St Paul’s, not taken by me because rules are rules and the Internet has plenty of photos

In the early evening of April 30, we filed into beautiful, breathtaking St Paul’s.

Perhaps in such a space you may feel yourself nearer to God. Perhaps even in such a place, that sort of thing’s not for you. But in such a place it is the easiest thing in the world to feel wholly removed from the day-to-day life just beyond those walls: the pizza places, the Starbucks, the people on their phones.

In the early evening of April 30, we took our seats in the hush, waited, lost ourselves in grandeur as the sound of the cathedral organ filled the space. Beautiful, ethereal. As grand as the cathedral is, that sound makes it grander yet.

And then in filed the choir, just high-schoolers in uniforms, but once they had taken their places and lifted their sheets, their voices had become otherworldly, as one with something that reaches back to ancient times. This ritual of prayer and hymn and words as much sung as spoken is a kind of meditation, a connection to the eternal. Outside is a lifetime away.

Earlier, we had given Mary-Margaret the card her Gran had written for her last Christmas. She had felt so keenly those last words. In this place, we felt that same keenness of a sense of her. She would have loved this so much, we said.

Friends said to me after the funeral they hadn't realised the church was such a large part of her life. I told them for a long time I hadn't known it either. For the years we were growing up, it was only ever christenings, weddings, funerals.

I didn’t know then that it had been a much larger part of her growing up, all those Sundays. But once we were gone and Sundays were her own again, it became a part of her life once more: in Napier, in Devonport, in Albany, in Takapuna, in Masterton. Fellowship with other churchgoers, a common faith. Warmth and support for one another.
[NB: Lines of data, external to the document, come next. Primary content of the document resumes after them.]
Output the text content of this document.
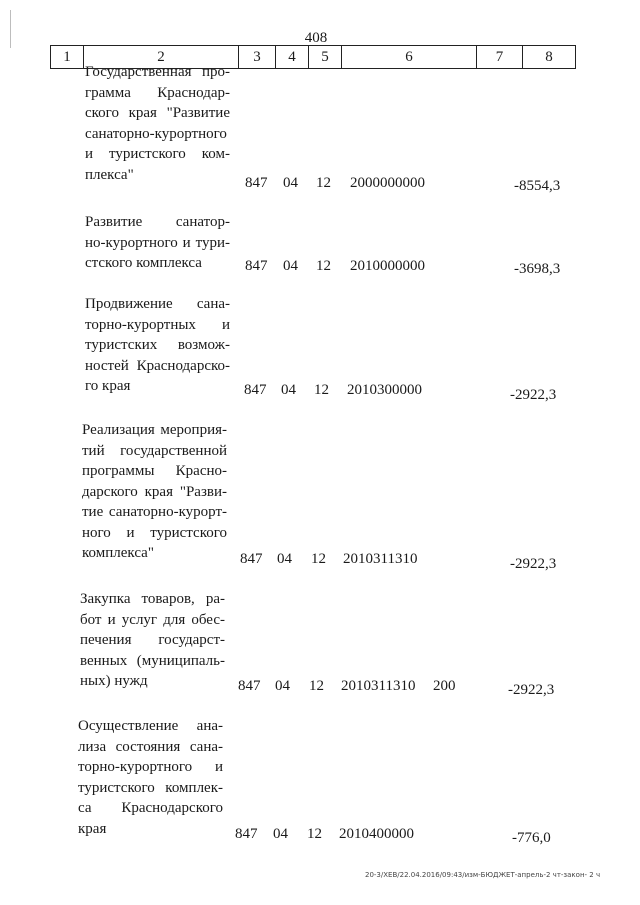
408
1	2	3	4	5	6	7	8
Государственная про-
грамма Краснодар-
ского края "Развитие
санаторно-курортного
и туристского ком-
плекса"
847 04 12 2000000000	-8554,3
Развитие санатор-
но-курортного и тури-
стского комплекса	847 04 12 2010000000	-3698,3
Продвижение сана-
торно-курортных и
туристских возмож-
ностей Краснодарско-
го края	847 04 12 2010300000	-2922,3
Реализация мероприя-
тий государственной
программы Красно-
дарского края "Разви-
тие санаторно-курорт-
ного и туристского
комплекса"	847 04 12 2010311310	-2922,3
Закупка товаров, ра-
бот и услуг для обес-
печения государст-
венных (муниципаль-
ных) нужд	847 04 12 2010311310 200	-2922,3
Осуществление ана-
лиза состояния сана-
торно-курортного и
туристского комплек-
са Краснодарского
края	847 04 12 2010400000	-776,0
20-3/ХЕВ/22.04.2016/09:43/изм-БЮДЖЕТ-апрель-2 чт-закон- 2 ч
She wished that for everyone.

She took great comfort she told me, from the promise of the resurrection, of a life hereafter. She would sometimes gently reprove me if I got too blunt in my expressions of doubt. I stopped saying such things. Why would you gainsay it, deny her that comfort?

Beautiful, ethereal, transporting. For an hour or so, outside was a lifetime away. After it ended, we stayed where we were for quite a time, entranced by what we had seen and heard and experienced.

Then we joined the crowds filing out and came to the minister offering the dismissal.

That had been a truly transporting experience, I told her, thank you so much.

And those young people, I said, how marvellous they were.

Weren't they wonderful? She agreed, beaming.

I explained the reason for our visit, about Mum, that today would have been a 90th birthday, that as a person of faith she would have just loved this, all of this.

What was her name? She asked me, taking out pen and paper, they would add her name to those being mentioned in services this week to ask that they be remembered in prayers.

Maybe that doesn't sound like all that much.

But at that moment, in the midst of that transporting spirit, the idea that they would do this in her memory just filled our hearts. Warmth and support for one another.

We said, again, as we walked back out into the world: She would have loved it so much.